I typically implement my lists (for drop downs) as a readonly property. When the View gets the value the property is self contained on what it needs to return the values.
public SelectList Categories
{
get
{
var categories = Database.GetCategories(); // made-up method
return new SelectList(categories, "Key", "Value");
}
}
If necessary you can grab the currently selected item (i.e. validation failed) from the property containing the id that was posted and bound to the instance of your class.
In my case I have a BaseModel class where I keep all those property list as class attributes.
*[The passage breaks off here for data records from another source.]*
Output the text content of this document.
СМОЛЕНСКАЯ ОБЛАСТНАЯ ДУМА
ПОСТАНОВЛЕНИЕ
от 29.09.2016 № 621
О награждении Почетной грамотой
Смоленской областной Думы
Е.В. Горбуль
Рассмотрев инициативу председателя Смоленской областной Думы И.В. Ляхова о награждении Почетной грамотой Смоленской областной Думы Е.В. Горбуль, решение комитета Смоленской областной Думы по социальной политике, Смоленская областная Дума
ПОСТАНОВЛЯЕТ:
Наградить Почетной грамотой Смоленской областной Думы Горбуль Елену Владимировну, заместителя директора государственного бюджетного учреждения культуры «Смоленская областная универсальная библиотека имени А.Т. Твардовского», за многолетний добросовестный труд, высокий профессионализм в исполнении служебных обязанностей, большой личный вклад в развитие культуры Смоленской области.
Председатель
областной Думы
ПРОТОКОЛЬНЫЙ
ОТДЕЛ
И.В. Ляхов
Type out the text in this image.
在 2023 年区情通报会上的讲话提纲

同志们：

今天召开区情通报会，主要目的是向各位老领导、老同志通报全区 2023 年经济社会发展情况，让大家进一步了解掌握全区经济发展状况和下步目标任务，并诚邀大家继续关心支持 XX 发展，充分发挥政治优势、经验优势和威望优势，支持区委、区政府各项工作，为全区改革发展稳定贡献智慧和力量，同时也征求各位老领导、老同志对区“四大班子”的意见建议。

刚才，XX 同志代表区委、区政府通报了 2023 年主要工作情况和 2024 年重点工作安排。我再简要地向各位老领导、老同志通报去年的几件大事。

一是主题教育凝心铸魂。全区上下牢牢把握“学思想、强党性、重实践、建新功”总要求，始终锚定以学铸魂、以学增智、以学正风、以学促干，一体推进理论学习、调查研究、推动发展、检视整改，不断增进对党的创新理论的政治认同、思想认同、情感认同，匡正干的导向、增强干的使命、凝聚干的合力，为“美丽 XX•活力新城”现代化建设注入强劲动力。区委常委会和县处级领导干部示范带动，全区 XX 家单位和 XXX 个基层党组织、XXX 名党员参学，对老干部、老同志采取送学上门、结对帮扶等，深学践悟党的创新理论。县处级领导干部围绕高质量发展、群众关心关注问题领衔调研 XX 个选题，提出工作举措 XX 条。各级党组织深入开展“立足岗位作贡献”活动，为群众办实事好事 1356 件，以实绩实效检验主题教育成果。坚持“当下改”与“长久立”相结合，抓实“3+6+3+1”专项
Like in the following sample:
public IEnumerable<SelectListItem> CountryList
{
get
{
return GetCountryList().Select(
t => new SelectListItem { Text = t.Name, Value = Convert.ToString(t.CountryID) });
}
}
GetCountryList() is a function that ask a Singleton for data. This would only happen once in the app lifecycle
Another way for doing this, and if those lists are pretty big, would be to have a static utility class with the lookup table that returns the SelectListItem.
If you need to access a list that change from time to time then simply dont use a Singleton class.